Pubblicità e animali: i casi famosi

Da sempre, fin dall’Ottocento, gli animali, domestici o esotici, sono stati impiegati nelle riviste di moda e nelle pubblicità di vestiti e accessori, soprattutto quelli di lusso: cani, gatti, tigri, pappagalli, scimmie, leopardi e cammelli.

Tra i casi più famosi degli ultimi anni, ci sono Cara Delevingne con un gufo sul guanto per Mulberry, Julianne Moore con due cuccioli di leone per Bulgari, le pantere dei gioielli Cartier, il cane di Lady Gaga per Coach, che ha lanciato un’intera campagna pubblicitaria con protagonisti i cani vip. Sempre per Mulberry Cara Delevingne ha condiviso la scena con personaggi insoliti come la tartaruga Pukka, un cacatua chiamato Spud e Dusty il pony.

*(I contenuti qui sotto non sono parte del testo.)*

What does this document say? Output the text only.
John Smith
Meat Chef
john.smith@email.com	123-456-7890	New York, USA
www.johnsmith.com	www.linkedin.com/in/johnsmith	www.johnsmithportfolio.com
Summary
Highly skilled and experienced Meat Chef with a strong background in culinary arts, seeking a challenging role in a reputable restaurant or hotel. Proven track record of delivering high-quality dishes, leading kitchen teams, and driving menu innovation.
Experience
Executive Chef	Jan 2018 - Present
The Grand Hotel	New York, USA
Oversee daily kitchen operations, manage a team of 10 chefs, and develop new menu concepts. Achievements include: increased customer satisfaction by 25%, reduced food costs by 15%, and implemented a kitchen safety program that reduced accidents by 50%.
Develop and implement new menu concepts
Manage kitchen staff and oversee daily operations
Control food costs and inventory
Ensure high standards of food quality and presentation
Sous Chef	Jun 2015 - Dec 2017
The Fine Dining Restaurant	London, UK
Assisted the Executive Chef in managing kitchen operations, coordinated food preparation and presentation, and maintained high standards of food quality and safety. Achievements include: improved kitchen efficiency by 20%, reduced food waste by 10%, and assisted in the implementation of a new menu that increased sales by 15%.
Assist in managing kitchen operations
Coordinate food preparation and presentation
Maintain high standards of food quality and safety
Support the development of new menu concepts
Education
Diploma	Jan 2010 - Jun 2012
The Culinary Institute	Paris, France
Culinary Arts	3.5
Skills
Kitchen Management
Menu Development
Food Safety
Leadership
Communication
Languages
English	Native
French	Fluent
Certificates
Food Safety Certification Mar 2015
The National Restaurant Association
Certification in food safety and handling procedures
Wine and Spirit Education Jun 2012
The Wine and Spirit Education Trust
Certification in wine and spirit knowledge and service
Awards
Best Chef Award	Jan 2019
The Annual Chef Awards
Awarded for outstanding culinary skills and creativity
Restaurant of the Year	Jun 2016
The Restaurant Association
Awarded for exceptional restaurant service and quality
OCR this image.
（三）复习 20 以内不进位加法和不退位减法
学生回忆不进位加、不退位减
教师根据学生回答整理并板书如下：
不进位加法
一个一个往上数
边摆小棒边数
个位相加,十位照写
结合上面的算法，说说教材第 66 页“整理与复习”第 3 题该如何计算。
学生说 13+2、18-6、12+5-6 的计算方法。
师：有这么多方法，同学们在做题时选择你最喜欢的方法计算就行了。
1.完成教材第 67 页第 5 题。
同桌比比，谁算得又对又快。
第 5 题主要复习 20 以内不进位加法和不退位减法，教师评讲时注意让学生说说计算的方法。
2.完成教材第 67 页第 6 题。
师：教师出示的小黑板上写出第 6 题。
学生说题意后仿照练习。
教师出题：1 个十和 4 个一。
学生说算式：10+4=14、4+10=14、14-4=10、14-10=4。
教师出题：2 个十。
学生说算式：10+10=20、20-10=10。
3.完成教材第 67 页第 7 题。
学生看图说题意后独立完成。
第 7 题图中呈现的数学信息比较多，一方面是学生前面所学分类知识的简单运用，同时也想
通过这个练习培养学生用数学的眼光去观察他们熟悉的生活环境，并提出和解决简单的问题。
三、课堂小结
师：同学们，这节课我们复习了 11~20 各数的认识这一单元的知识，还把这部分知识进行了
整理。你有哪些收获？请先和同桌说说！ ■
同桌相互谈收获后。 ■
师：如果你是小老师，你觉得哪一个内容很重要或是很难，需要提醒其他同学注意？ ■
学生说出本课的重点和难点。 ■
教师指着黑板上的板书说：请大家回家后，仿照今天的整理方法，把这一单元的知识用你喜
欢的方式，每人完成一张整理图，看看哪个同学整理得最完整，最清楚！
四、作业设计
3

Perché? A spiegarlo è Joshua Katcher, editor del blog “The Discerning Brute”, autore del libro “Fashion and Animals” e docente di moda: “Ci sono alcune cose da cui gli esseri umani sono perennemente affascinati: il sesso, la morte, l’occulto e gli animali. Quando metti gli animali nella adv, ci sarà sempre una parte primaria del cervello di chiunque che sarà attivata. I media lo anno bene: gli animali funzionano sempre”.

Le ragioni degli animalisti

Animali & pubblicità: quali implicazioni etiche? Secondo gli animalisti il rischio è che la nostra percezione degli animali selvatici  risulti completamente alterata. Una ricerca ha per esempio dimostrato che le persone non considerano gli scimpanzé una specie a rischio a causa della frequenza con cui appaiono sulle riviste. Inoltre l’addomesticamento, secondo un altro studio, modifica il comportamento degli animali. Per esempio le scimmie addestrate tendono a spulciarsi di meno: un gesto affettuoso e giocoso, importante per integrarsi all’interno di un gruppo.